This notebook was used simply to reformat the accident data for pycharts. It transforms the data so that it aggregates the total number of accidents per borough for each date.
In [1]:
import numpy as np
import pandas as pd
In [2]:
# Load accident data.
accident_data = pd.read_csv('../../NYPD_Motor_Vehicle_Collisions.csv')
In [12]:
# Convert date column to datetime format so that we can sort properly.
accident_data['PARSED_DATE'] = pd.to_datetime(accident_data['DATE'])
accident_data = accident_data.sort_values(by=['PARSED_DATE'])

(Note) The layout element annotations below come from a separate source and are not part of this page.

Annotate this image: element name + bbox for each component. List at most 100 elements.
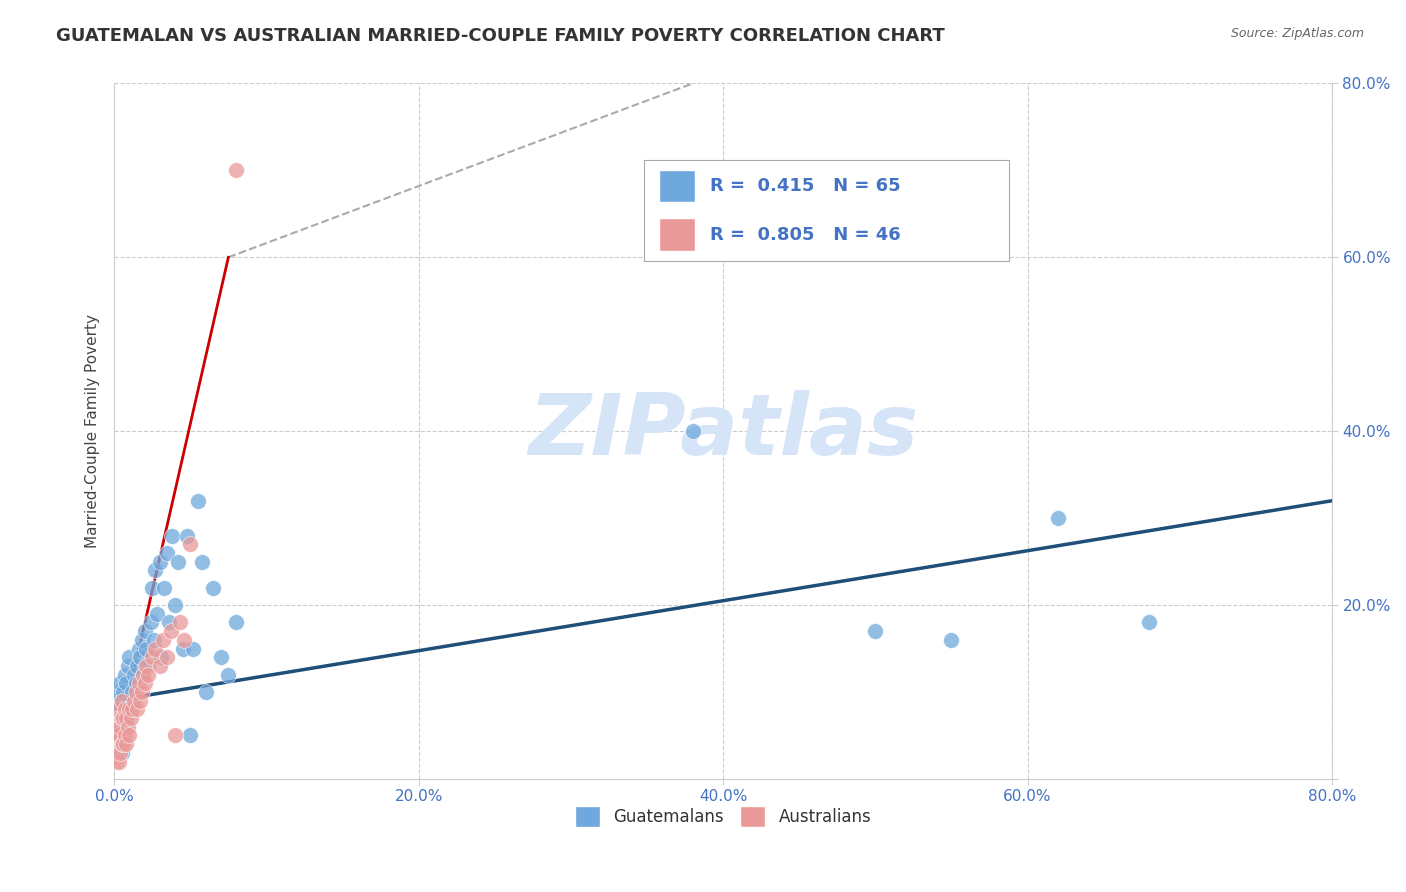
Point [149, 659, 172, 673]
Point [104, 720, 127, 734]
Point [107, 711, 129, 725]
Point [107, 685, 129, 699]
Point [156, 650, 179, 665]
Point [146, 607, 169, 621]
Point [179, 728, 201, 742]
Point [115, 676, 138, 690]
Point [111, 694, 134, 708]
Point [131, 685, 153, 699]
Point [107, 728, 129, 742]
Point [194, 685, 217, 699]
Point [110, 720, 132, 734]
Point [132, 667, 155, 681]
Point [105, 746, 128, 760]
Point [141, 650, 163, 665]
Text: ZIPatlas: ZIPatlas [529, 390, 918, 473]
Point [225, 163, 247, 178]
Point [118, 650, 141, 665]
Point [139, 615, 162, 630]
Point [104, 737, 127, 751]
Point [111, 746, 134, 760]
Point [941, 632, 963, 647]
Point [111, 737, 134, 751]
Point [169, 615, 191, 630]
Point [115, 711, 138, 725]
Point [110, 746, 132, 760]
Point [152, 632, 174, 647]
Point [156, 546, 179, 560]
Point [172, 641, 194, 656]
Point [217, 667, 239, 681]
Point [111, 720, 134, 734]
Text: Source: ZipAtlas.com: Source: ZipAtlas.com [1230, 27, 1364, 40]
Point [117, 720, 139, 734]
Point [110, 702, 132, 716]
Point [129, 650, 152, 665]
Point [114, 667, 136, 681]
Point [149, 555, 172, 569]
Point [160, 528, 183, 542]
Point [165, 598, 187, 612]
Point [135, 659, 157, 673]
Point [111, 711, 134, 725]
Point [118, 728, 141, 742]
Point [131, 632, 153, 647]
Point [173, 632, 195, 647]
Point [115, 711, 138, 725]
Point [112, 685, 135, 699]
Point [865, 624, 887, 639]
Point [129, 694, 152, 708]
Point [225, 615, 247, 630]
Point [118, 702, 141, 716]
Point [136, 667, 159, 681]
Point [165, 728, 187, 742]
Point [117, 702, 139, 716]
Y-axis label: Married-Couple Family Poverty: Married-Couple Family Poverty [86, 314, 100, 549]
Point [153, 581, 176, 595]
Point [110, 676, 132, 690]
Point [187, 493, 209, 508]
Point [124, 685, 146, 699]
Legend: Guatemalans, Australians: Guatemalans, Australians [568, 799, 879, 833]
Point [128, 676, 150, 690]
Point [183, 641, 205, 656]
Point [143, 641, 166, 656]
Point [125, 702, 148, 716]
Text: GUATEMALAN VS AUSTRALIAN MARRIED-COUPLE FAMILY POVERTY CORRELATION CHART: GUATEMALAN VS AUSTRALIAN MARRIED-COUPLE … [56, 27, 945, 45]
Point [136, 659, 159, 673]
Point [157, 615, 180, 630]
Point [105, 694, 128, 708]
Point [134, 624, 156, 639]
Point [150, 650, 173, 665]
Point [105, 702, 128, 716]
Point [114, 720, 136, 734]
Point [112, 728, 135, 742]
Point [104, 737, 127, 751]
Point [121, 702, 143, 716]
Point [1137, 615, 1160, 630]
Point [112, 711, 135, 725]
Point [159, 624, 181, 639]
Point [107, 711, 129, 725]
Point [124, 676, 146, 690]
Point [115, 737, 138, 751]
Point [114, 702, 136, 716]
Point [121, 685, 143, 699]
Point [122, 667, 145, 681]
Point [120, 711, 142, 725]
Point [105, 728, 128, 742]
Point [118, 694, 141, 708]
Point [112, 737, 135, 751]
Point [128, 641, 150, 656]
Point [117, 659, 139, 673]
Point [107, 737, 129, 751]
Point [134, 676, 156, 690]
Point [141, 581, 163, 595]
Point [104, 702, 127, 716]
Point [105, 746, 128, 760]
Point [143, 563, 166, 577]
Point [104, 720, 127, 734]
Point [176, 528, 198, 542]
Point [135, 641, 157, 656]
Point [179, 537, 201, 551]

accident_data['YEAR'] = accident_data['PARSED_DATE'].dt.year
accident_data['MONTH'] = accident_data['PARSED_DATE'].dt.month
In [53]:
# Aggregate by borough for each date and then unstack to reflatten it back out so each
# borough is a column.
timeseries_data = accident_data.groupby(['PARSED_DATE', 'BOROUGH']).size().unstack(level=-1)
In [54]:
timeseries_data
Out[54]:
In [55]:
# Save output to file.
timeseries_data.to_csv('../website/data/accident_timeseries_data.csv')
In [13]:
# Aggregate by borough for each year and then unstack to reflatten it back out so each
# borough is a column.
timeseries_yearly_data = accident_data.groupby(['YEAR', 'BOROUGH']).size().unstack(level=-1)
In [14]:
timeseries_yearly_data
Out[14]:
In [15]:
# Save output to file.
timeseries_yearly_data.to_csv('../website/data/accident_timeseries_yearly_data.csv')
In [16]:
# Aggregate by borough for each year/month and then unstack to reflatten it back out so each
# borough is a column.
timeseries_monthly_data = accident_data.groupby(['YEAR', 'MONTH', 'BOROUGH']).size().unstack(level=-1)
In [17]:
timeseries_monthly_data
Out[17]:
In [18]:
# Save output to file.
timeseries_monthly_data.to_csv('../website/data/accident_timeseries_monthly_data.csv')